RE: RE: What is BTR’s board's magic ingredient
Thanks Forg – you do seem to keep a close watch on stock transfers and this can be an indicator to future action. It was quite amusing to hear last year that someone stole Goldman Sach’s front running software model and GS took legal action, in effect, arguing that only they should be permitted to profit from this unethical software!
Shares Anonymous. I don’t know how this description is allocated, but assume that these are mainly non institutional buyers / sellers, whose names need not be divulged by the brokers?
Investment banks do seem to have many tools for diluting a stock, in order to increase the number of shares they receive when making a corporate financing. You may be right with regard to GMP. After you initially highlighted GMP, I became aware that they do not appear to be brokers, but investment bankers, who generally act for large investment clients.

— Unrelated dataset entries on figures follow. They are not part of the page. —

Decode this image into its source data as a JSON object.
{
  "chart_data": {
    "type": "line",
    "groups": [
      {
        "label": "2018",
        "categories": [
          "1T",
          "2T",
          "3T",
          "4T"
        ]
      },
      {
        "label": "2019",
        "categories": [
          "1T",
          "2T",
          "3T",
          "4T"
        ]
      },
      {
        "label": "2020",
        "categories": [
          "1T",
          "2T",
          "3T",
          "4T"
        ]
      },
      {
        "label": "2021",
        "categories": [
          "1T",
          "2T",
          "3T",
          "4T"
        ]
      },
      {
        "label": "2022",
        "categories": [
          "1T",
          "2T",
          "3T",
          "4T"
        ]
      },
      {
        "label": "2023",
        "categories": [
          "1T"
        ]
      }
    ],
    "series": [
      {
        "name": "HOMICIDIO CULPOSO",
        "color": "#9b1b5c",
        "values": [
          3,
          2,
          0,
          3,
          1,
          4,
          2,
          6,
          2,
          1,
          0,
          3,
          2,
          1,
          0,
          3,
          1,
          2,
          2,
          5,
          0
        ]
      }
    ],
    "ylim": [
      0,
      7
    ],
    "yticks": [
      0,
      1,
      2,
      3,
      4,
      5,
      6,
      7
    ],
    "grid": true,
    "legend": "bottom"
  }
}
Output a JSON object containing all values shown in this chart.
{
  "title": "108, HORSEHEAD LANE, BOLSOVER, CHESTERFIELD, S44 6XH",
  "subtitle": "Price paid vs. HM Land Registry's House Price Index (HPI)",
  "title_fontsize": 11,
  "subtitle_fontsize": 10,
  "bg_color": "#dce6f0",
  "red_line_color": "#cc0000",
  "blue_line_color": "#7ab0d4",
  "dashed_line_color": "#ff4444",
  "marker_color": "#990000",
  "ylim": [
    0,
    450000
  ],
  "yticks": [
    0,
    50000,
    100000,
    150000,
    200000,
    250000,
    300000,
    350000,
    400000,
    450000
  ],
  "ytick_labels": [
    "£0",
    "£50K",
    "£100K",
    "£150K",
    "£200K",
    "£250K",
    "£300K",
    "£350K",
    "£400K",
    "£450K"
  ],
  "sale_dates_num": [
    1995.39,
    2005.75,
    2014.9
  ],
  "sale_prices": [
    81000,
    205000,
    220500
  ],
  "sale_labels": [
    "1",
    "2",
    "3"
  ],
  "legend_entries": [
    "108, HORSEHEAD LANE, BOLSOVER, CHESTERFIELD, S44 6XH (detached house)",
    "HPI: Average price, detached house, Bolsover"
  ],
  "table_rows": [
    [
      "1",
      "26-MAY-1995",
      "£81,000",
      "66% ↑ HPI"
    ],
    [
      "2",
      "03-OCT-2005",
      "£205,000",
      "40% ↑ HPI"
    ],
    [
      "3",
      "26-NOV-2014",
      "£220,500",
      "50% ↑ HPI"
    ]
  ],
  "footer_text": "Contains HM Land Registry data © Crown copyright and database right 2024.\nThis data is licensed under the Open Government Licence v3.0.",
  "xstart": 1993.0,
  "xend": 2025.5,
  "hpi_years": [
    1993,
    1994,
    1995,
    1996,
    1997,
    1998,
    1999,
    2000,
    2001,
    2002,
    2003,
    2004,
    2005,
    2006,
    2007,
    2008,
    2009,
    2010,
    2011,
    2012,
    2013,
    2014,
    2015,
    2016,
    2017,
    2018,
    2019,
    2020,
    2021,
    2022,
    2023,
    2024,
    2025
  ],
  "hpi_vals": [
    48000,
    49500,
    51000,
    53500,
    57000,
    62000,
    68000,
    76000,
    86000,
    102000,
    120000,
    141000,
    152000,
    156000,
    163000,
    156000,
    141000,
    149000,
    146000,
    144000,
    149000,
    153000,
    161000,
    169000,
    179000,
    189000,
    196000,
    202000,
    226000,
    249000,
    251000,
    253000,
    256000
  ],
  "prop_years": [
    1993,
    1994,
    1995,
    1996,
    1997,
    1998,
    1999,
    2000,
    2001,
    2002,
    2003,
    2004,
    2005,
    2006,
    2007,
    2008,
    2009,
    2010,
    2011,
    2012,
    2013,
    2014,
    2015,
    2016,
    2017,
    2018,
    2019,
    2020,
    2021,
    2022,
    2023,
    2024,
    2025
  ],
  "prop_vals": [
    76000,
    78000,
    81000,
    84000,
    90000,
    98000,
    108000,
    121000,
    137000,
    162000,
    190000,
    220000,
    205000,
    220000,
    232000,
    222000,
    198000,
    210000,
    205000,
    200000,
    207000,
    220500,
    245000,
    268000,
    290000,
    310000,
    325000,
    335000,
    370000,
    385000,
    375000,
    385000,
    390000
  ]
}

It is clear that the Metanor needs funding for at least the Bachelor capex shortfall. Therefore, it appears to have been naïve for directors not to have run this additional cash requirement in parallel with the Sandstorm deal. Such simultaneous fund raising may even have resulted in increased demand in the market, since it would be apparent that Bachelor would have been a fully funded packaged deal.
Last year, when the Barry 43-101 reserves were released, Ron Perry was “amazed” at the market reaction. It is possible that, yet again, the directors were, at best, unrealistic in their belief that the SP benefit from their announcement of the part funding provided by the Sandstorm deal.
A piecemeal financing, is a sign of weakness and often sacrifices existing shareholders, for the benefit of an institutional investor, waiting in the wings. Such an investor could have insisted on holding back their financing, until after the announcement of the undefunded Bachelor financing by Sandstorm.
That may have been a [shareholder] sacrifice that the directors were prepared to take if it were to be tendered on a take it or leave it basis.
I said in 2010, that there was not a shortage of exploitable assets in Metanor and that the directors should then have considered Joint Venturing, or merging with another company. However, the directors high risk strategy of drip financing does not seem to paying off and it is likely that existing shareholders will ultimately pay a higher price than they should do, for the price for the future dilution, which seems inevitable. The directors do have the element of timing at their discretion, therefore, I suspect that they may try to delay until a buoyant gold price resumes [to the extent that resources permit].
For information: According to Metanor 2010 accounts (note 10), the company’s deferred spend at Barry is $37.8m, against which $20.9m in gold credits were received (but at what cost in transportation and mill running costs?). It is ironic that this placing of the cart before the horse will have consequences.